I can’t tell him I’ve already agonised over every T and every C of my visa and contract, and logically, I know they won’t send me back yet.

But that doesn’t stop me from waking up in a sweaty panic that perhaps I’ve misunderstood the entire thing, or that something has changed, or that I’ve missed a line of text that says, “Indefinite leave to remain will never apply to you, Aiden Campbell, known to your friends as Pi, you sad, careless fuck. Also, we’re coming for your dog. ”

I simply nod instead. “Wanna drink?”

Eggo stares at me. His expression is unreadable. “No. I don’t want a drink. I want you to finish your house tour, show me your bedroom, take off all your clothes, and let me fuck you with my fingers.”

I know that he’s just being typical jokester Eggo, but I’m so immediately on board with this.

“Okay, here’s the kitchen. There’s the garden.” I grab his hand and drag him through the hall.

“Living room.”

Up the stairs.

“Bathroom. Study. Guest bed. My room.”

I shut the door, locking Trekkie on the landing, and Eggo looks around, taking in the decor, his eyebrows raised.

The walls are painted a deep leaf green because I read somewhere that green is calming and beneficial for sleep, but he’s looking at my Star Trek memorabilia and I know he’s already planning his escape route.
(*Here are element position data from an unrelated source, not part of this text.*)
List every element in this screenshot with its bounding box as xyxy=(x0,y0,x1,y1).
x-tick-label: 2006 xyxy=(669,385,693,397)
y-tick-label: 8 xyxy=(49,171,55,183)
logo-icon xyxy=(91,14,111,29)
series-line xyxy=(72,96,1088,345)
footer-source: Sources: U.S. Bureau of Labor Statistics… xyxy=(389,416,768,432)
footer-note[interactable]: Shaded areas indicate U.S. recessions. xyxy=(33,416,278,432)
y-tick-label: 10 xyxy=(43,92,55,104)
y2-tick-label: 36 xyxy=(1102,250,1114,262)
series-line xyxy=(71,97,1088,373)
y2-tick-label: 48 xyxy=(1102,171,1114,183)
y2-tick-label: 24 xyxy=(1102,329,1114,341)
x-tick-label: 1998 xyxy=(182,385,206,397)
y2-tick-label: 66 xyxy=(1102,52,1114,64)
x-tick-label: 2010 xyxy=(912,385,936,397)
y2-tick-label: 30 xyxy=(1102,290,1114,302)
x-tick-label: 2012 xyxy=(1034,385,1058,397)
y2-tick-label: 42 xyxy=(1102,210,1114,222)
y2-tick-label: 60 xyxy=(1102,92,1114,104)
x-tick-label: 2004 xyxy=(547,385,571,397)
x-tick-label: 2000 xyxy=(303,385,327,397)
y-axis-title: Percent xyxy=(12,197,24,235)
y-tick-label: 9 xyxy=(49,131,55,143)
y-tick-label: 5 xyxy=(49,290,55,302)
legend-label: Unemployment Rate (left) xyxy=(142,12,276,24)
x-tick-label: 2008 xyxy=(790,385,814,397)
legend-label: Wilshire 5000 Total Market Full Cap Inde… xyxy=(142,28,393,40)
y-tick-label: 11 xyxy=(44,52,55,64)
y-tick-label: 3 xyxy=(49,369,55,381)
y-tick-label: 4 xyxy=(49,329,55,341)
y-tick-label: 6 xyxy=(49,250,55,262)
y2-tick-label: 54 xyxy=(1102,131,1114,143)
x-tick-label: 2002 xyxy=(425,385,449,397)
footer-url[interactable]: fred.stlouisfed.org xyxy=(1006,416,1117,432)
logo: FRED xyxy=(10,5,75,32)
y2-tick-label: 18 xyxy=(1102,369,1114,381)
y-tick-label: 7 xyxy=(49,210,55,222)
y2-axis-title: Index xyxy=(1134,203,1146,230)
“Should . . . um . . . should I put some music on?” I say. I wonder if he can hear my heart jackhammering through my ribcage.

Eggo doesn’t answer me, doesn’t mention the five toy USS Enterprises displayed on a shelf above my bed.

Or the Millennium Falcon, or the vintage ’90s Jurassic Park Jeep Wrangler, or the replica Fifth Element stones, or the multiple Groot Funko Pops.

He simply smirks, wets his lips, then he’s kissing me, rolling his hips against mine, sandwiching his erection between us.

When we got back to the Cents’ grounds, most of the boys went into town for drinks. I drove straight home, and even though I’d showered at Gloucester, the first thing I did was jump in my shower here, brush my teeth, and wash my ass.

If my shitty parents taught me anything, it was that you should always tidy up when guests come over.